When I Played You “The Wreck of the Edmund Fitzgerald”

By John Jay Speredakos
Featured Art: “Hülya” by Tamizh Ponni VP

And all that remains is the faces and the names
of the wives and the sons and the daughters

—Gordon Lightfoot, “The Wreck of the Edmund Fitzgerald”

As we drove through Wyoming and
your eyes closed just a bit while
the sunlight slanted through the moonroof,
or maybe it was moonlight through the sunroof,
and it could have been Montana,
and you wondered if Gordon Lightfoot was an actual Indian.
You didn’t know that a Great Lake was really an ocean
with a chip on its shoulder, and an ore freighter
could be a coffin in certain Novembers.
Daughters can be like that: full of speculation that makes you doubt
what you already know. But I know this—
your hand drummed on your thigh and your head nodded in time and
for a few moments those sailors were back on deck
breathing sweet oxygen, instead of Lake Superior.
Such is the power of a tune to restore the dead.
And your eyes blinked, and a week went by, your hand waved
and a month disappeared; you bobbed your head for a year or so.
And when the song ended, you were a young woman
about to sail away yourself.
And I thought of the depth of loss and how it’s relative,
some can never come home, some can never go home
again.
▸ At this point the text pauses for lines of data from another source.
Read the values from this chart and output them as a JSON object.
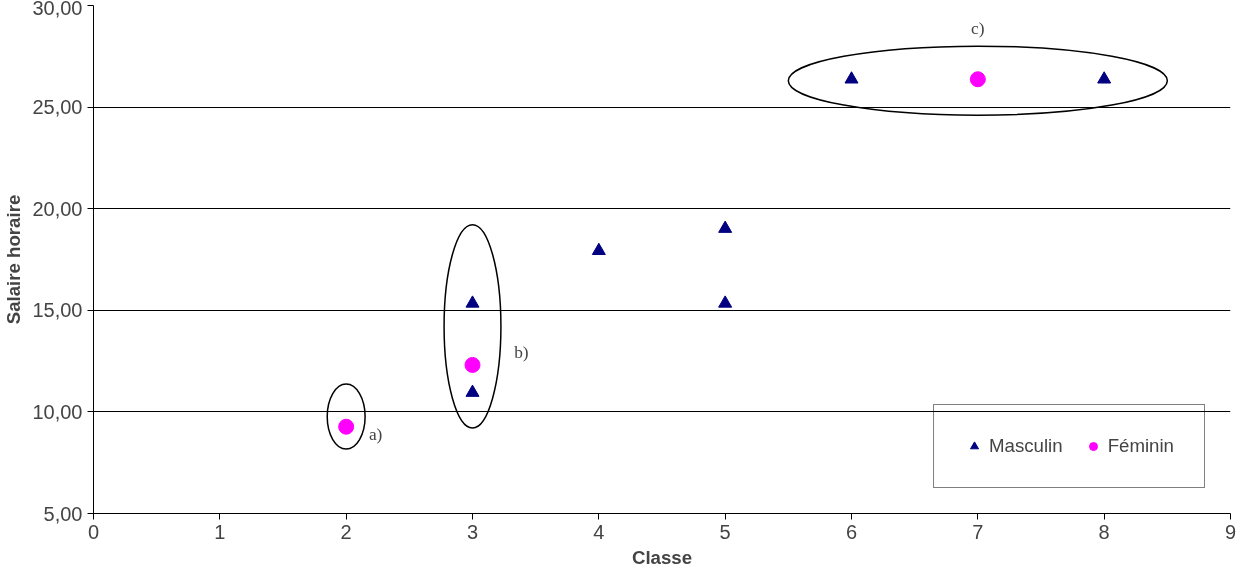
{
  "chart_data": {
    "type": "scatter",
    "xlabel": "Classe",
    "ylabel": "Salaire horaire",
    "xlim": [
      0,
      9
    ],
    "xticks": [
      0,
      1,
      2,
      3,
      4,
      5,
      6,
      7,
      8,
      9
    ],
    "ylim": [
      5,
      30
    ],
    "yticks": [
      {
        "value": 5,
        "label": "5,00"
      },
      {
        "value": 10,
        "label": "10,00"
      },
      {
        "value": 15,
        "label": "15,00"
      },
      {
        "value": 20,
        "label": "20,00"
      },
      {
        "value": 25,
        "label": "25,00"
      },
      {
        "value": 30,
        "label": "30,00"
      }
    ],
    "grid": "y",
    "legend": "bottom right",
    "series": [
      {
        "name": "Masculin",
        "color": "#000080",
        "marker": "triangle",
        "x": [
          3,
          3,
          4,
          5,
          5,
          6,
          8
        ],
        "values": [
          15.34,
          10.95,
          17.93,
          19.02,
          15.34,
          26.37,
          26.37
        ]
      },
      {
        "name": "Féminin",
        "color": "#ff00ff",
        "marker": "circle",
        "x": [
          2,
          3,
          7
        ],
        "values": [
          9.27,
          12.31,
          26.37
        ]
      }
    ],
    "annotations": [
      {
        "text": "a)",
        "x": 2,
        "y": 9.27
      },
      {
        "text": "b)",
        "x": 3,
        "y": 12.31
      },
      {
        "text": "c)",
        "x": 7,
        "y": 26.37
      }
    ]
  }
}
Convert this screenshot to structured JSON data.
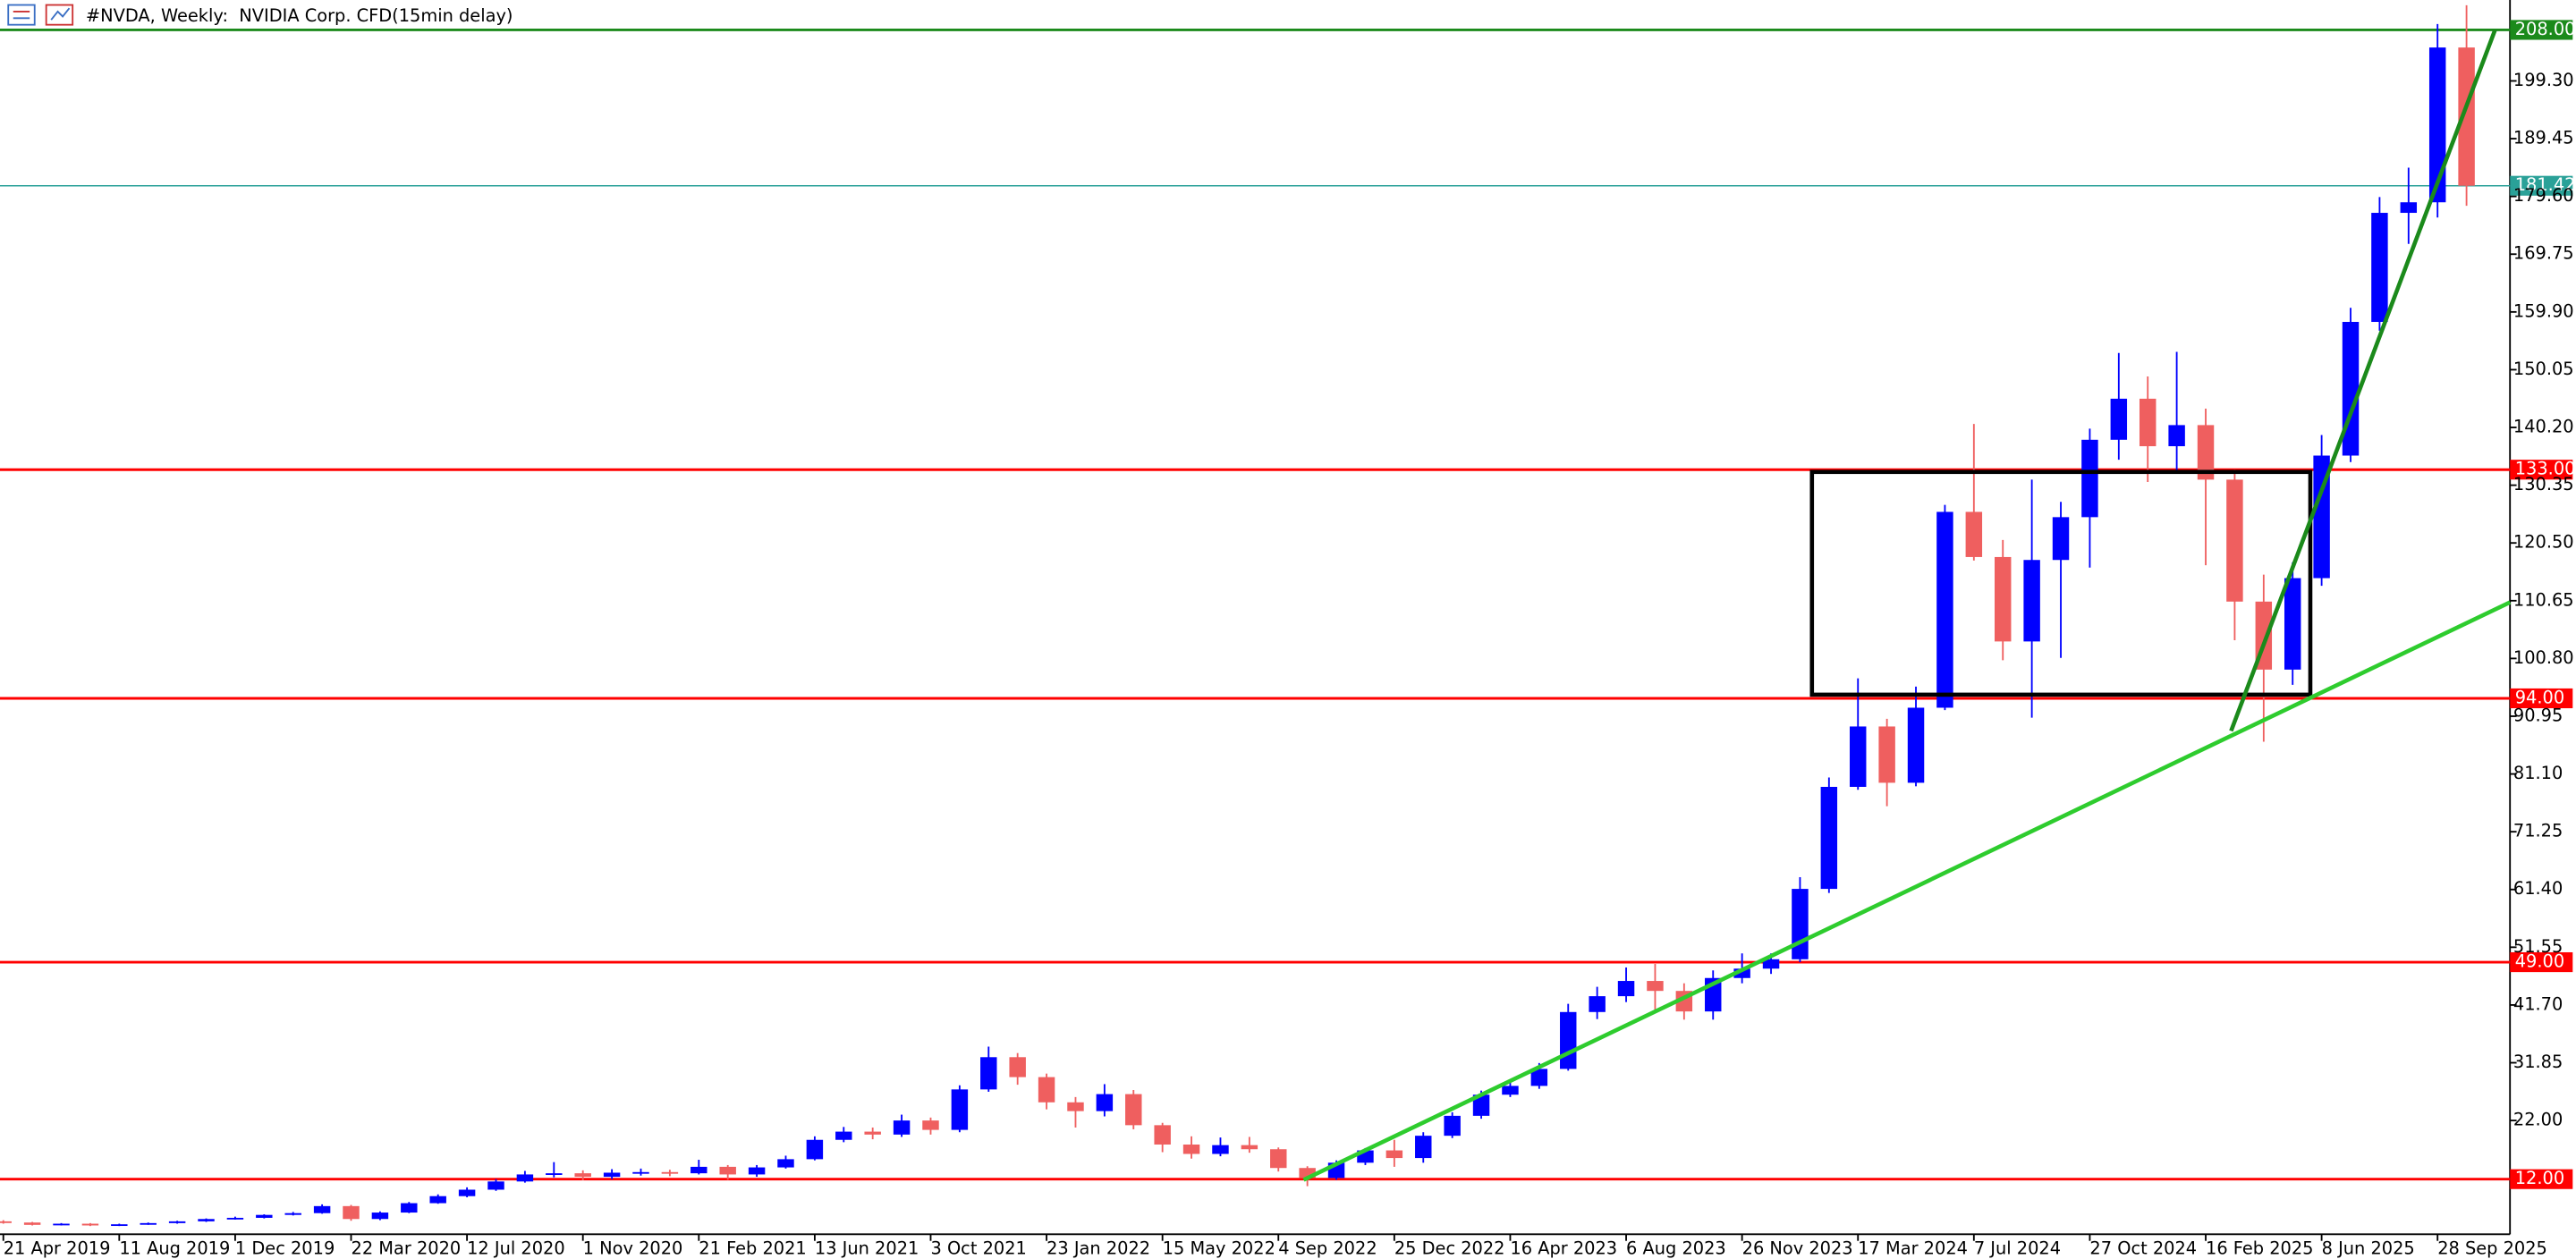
{
  "chart_data": {
    "type": "candlestick",
    "title": "#NVDA, Weekly:  NVIDIA Corp. CFD(15min delay)",
    "xlim": [
      -0.46,
      346
    ],
    "ylim": [
      2.6,
      213.1
    ],
    "xticks": [
      {
        "value": 0,
        "label": "21 Apr 2019"
      },
      {
        "value": 16,
        "label": "11 Aug 2019"
      },
      {
        "value": 32,
        "label": "1 Dec 2019"
      },
      {
        "value": 48,
        "label": "22 Mar 2020"
      },
      {
        "value": 64,
        "label": "12 Jul 2020"
      },
      {
        "value": 80,
        "label": "1 Nov 2020"
      },
      {
        "value": 96,
        "label": "21 Feb 2021"
      },
      {
        "value": 112,
        "label": "13 Jun 2021"
      },
      {
        "value": 128,
        "label": "3 Oct 2021"
      },
      {
        "value": 144,
        "label": "23 Jan 2022"
      },
      {
        "value": 160,
        "label": "15 May 2022"
      },
      {
        "value": 176,
        "label": "4 Sep 2022"
      },
      {
        "value": 192,
        "label": "25 Dec 2022"
      },
      {
        "value": 208,
        "label": "16 Apr 2023"
      },
      {
        "value": 224,
        "label": "6 Aug 2023"
      },
      {
        "value": 240,
        "label": "26 Nov 2023"
      },
      {
        "value": 256,
        "label": "17 Mar 2024"
      },
      {
        "value": 272,
        "label": "7 Jul 2024"
      },
      {
        "value": 288,
        "label": "27 Oct 2024"
      },
      {
        "value": 304,
        "label": "16 Feb 2025"
      },
      {
        "value": 320,
        "label": "8 Jun 2025"
      },
      {
        "value": 336,
        "label": "28 Sep 2025"
      }
    ],
    "yticks": [
      {
        "value": 22,
        "label": "22.00"
      },
      31.85,
      {
        "value": 41.7,
        "label": "41.70"
      },
      51.55,
      {
        "value": 61.4,
        "label": "61.40"
      },
      71.25,
      {
        "value": 81.1,
        "label": "81.10"
      },
      90.95,
      {
        "value": 100.8,
        "label": "100.80"
      },
      110.65,
      {
        "value": 120.5,
        "label": "120.50"
      },
      130.35,
      {
        "value": 140.2,
        "label": "140.20"
      },
      150.05,
      {
        "value": 159.9,
        "label": "159.90"
      },
      169.75,
      {
        "value": 179.6,
        "label": "179.60"
      },
      189.45,
      {
        "value": 199.3,
        "label": "199.30"
      }
    ],
    "up_color": "#0000ff",
    "down_color": "#ef5f5f",
    "x": [
      0,
      4,
      8,
      12,
      16,
      20,
      24,
      28,
      32,
      36,
      40,
      44,
      48,
      52,
      56,
      60,
      64,
      68,
      72,
      76,
      80,
      84,
      88,
      92,
      96,
      100,
      104,
      108,
      112,
      116,
      120,
      124,
      128,
      132,
      136,
      140,
      144,
      148,
      152,
      156,
      160,
      164,
      168,
      172,
      176,
      180,
      184,
      188,
      192,
      196,
      200,
      204,
      208,
      212,
      216,
      220,
      224,
      228,
      232,
      236,
      240,
      244,
      248,
      252,
      256,
      260,
      264,
      268,
      272,
      276,
      280,
      284,
      288,
      292,
      296,
      300,
      304,
      308,
      312,
      316,
      320,
      324,
      328,
      332,
      336,
      340
    ],
    "open": [
      4.8,
      4.6,
      4.2,
      4.4,
      4.1,
      4.3,
      4.5,
      4.8,
      5.2,
      5.4,
      5.9,
      6.2,
      7.4,
      5.2,
      6.3,
      7.9,
      9.1,
      10.2,
      11.6,
      12.8,
      13.0,
      12.4,
      13.1,
      13.2,
      13.0,
      14.1,
      12.8,
      14.0,
      15.4,
      18.7,
      20.1,
      19.6,
      22.0,
      20.4,
      27.3,
      32.8,
      29.4,
      25.1,
      23.6,
      26.5,
      21.2,
      17.9,
      16.3,
      17.8,
      17.1,
      13.9,
      12.2,
      14.8,
      16.9,
      15.6,
      19.4,
      22.8,
      26.4,
      27.9,
      30.8,
      40.5,
      43.2,
      45.8,
      44.1,
      40.6,
      46.3,
      47.9,
      49.5,
      61.5,
      78.9,
      89.2,
      79.6,
      92.4,
      125.8,
      118.1,
      103.7,
      117.6,
      124.9,
      138.1,
      145.1,
      137.0,
      140.6,
      131.3,
      110.5,
      98.9,
      114.5,
      135.4,
      158.2,
      176.8,
      178.6,
      205.0
    ],
    "high": [
      5.0,
      4.7,
      4.5,
      4.5,
      4.4,
      4.6,
      4.9,
      5.3,
      5.6,
      6.0,
      6.4,
      7.7,
      7.6,
      6.5,
      8.1,
      9.4,
      10.6,
      12.0,
      13.4,
      14.9,
      13.5,
      13.7,
      13.8,
      13.6,
      15.3,
      14.4,
      14.4,
      16.0,
      19.3,
      20.9,
      20.8,
      23.0,
      22.5,
      28.0,
      34.6,
      33.5,
      30.0,
      26.0,
      28.2,
      27.2,
      21.6,
      19.3,
      19.1,
      19.2,
      17.4,
      14.2,
      15.2,
      17.3,
      18.7,
      20.0,
      23.4,
      27.1,
      28.6,
      31.8,
      41.9,
      44.8,
      48.1,
      48.7,
      45.4,
      47.6,
      50.5,
      50.5,
      63.5,
      80.5,
      97.4,
      90.5,
      96.0,
      127.0,
      140.8,
      121.0,
      131.3,
      127.5,
      140.0,
      152.9,
      148.9,
      153.1,
      143.4,
      133.0,
      115.1,
      117.2,
      138.9,
      160.6,
      179.5,
      184.5,
      209.0,
      212.2
    ],
    "low": [
      4.4,
      4.1,
      4.1,
      4.0,
      4.0,
      4.2,
      4.4,
      4.7,
      5.1,
      5.3,
      5.8,
      6.1,
      4.9,
      5.0,
      6.2,
      7.8,
      8.9,
      10.0,
      11.4,
      12.3,
      11.8,
      12.0,
      12.6,
      12.5,
      12.8,
      11.9,
      12.4,
      13.8,
      15.2,
      18.3,
      18.8,
      19.2,
      19.6,
      20.0,
      26.9,
      28.1,
      23.9,
      20.8,
      22.7,
      20.5,
      16.6,
      15.5,
      15.9,
      16.5,
      13.3,
      10.8,
      11.9,
      14.4,
      14.1,
      14.8,
      19.0,
      22.3,
      26.0,
      27.4,
      30.5,
      39.3,
      42.2,
      40.4,
      39.2,
      39.2,
      45.4,
      47.0,
      49.0,
      60.8,
      78.4,
      75.6,
      79.0,
      92.0,
      117.5,
      100.5,
      90.7,
      100.9,
      116.3,
      134.7,
      130.9,
      132.9,
      116.7,
      103.9,
      86.6,
      96.3,
      113.2,
      134.3,
      156.7,
      171.5,
      176.0,
      178.0
    ],
    "close": [
      4.6,
      4.2,
      4.4,
      4.1,
      4.3,
      4.5,
      4.8,
      5.2,
      5.4,
      5.9,
      6.2,
      7.4,
      5.2,
      6.3,
      7.9,
      9.1,
      10.2,
      11.6,
      12.8,
      13.0,
      12.4,
      13.1,
      13.2,
      13.0,
      14.1,
      12.8,
      14.0,
      15.4,
      18.7,
      20.1,
      19.6,
      22.0,
      20.4,
      27.3,
      32.8,
      29.4,
      25.1,
      23.6,
      26.5,
      21.2,
      17.9,
      16.3,
      17.8,
      17.1,
      13.9,
      12.2,
      14.8,
      16.9,
      15.6,
      19.4,
      22.8,
      26.4,
      27.9,
      30.8,
      40.5,
      43.2,
      45.8,
      44.1,
      40.6,
      46.3,
      47.9,
      49.5,
      61.5,
      78.9,
      89.2,
      79.6,
      92.4,
      125.8,
      118.1,
      103.7,
      117.6,
      124.9,
      138.1,
      145.1,
      137.0,
      140.6,
      131.3,
      110.5,
      98.9,
      114.5,
      135.4,
      158.2,
      176.8,
      178.6,
      205.0,
      181.42
    ],
    "levels": [
      {
        "value": 208,
        "label": "208.00",
        "color": "#1b8a1b"
      },
      {
        "value": 181.42,
        "color": "#2aa198"
      },
      {
        "value": 133,
        "label": "133.00",
        "color": "#ff0000"
      },
      {
        "value": 94,
        "label": "94.00",
        "color": "#ff0000"
      },
      {
        "value": 49,
        "label": "49.00",
        "color": "#ff0000"
      },
      {
        "value": 12,
        "label": "12.00",
        "color": "#ff0000"
      }
    ]
  }
}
Why do stories of drowned sailors always cut so deep?
Something about the going away and the not coming back.
The not being here, but not elsewhere either.
I don’t know the particulars, but I do know the future—
how the freighter will founder, the sunshine diminish
in a howl of seething froth. And me still poised on the pier,
eyes on the horizon. When the church bell chimes
those twenty-nine times, I’ll mourn it all, all the sailors,
all the daughters, all the souls that won’t come back.
But for now, in Colorado I think it was,
we drifted in our little ore ship,
bobbing on the only sea that mattered,
ignoring the storms that always gather,
always smother and smite and threaten
the future, but never the now.
Like a vessel on the swelling waves—
some come back, some don’t
even know they’ve left.


John Jay Speredakos is an actor and writer with a BA from Muhlenberg College and an MFA from Rutgers University. He has performed on and off-Broadway, in films, TV, commercials, and radio, and is a proud father of Calliope. Recent work appears in Atticus Review, The Coil Magazine, Bluestem, West Trade Review, Red Flag Poetry, Gravitas, Shift, and others.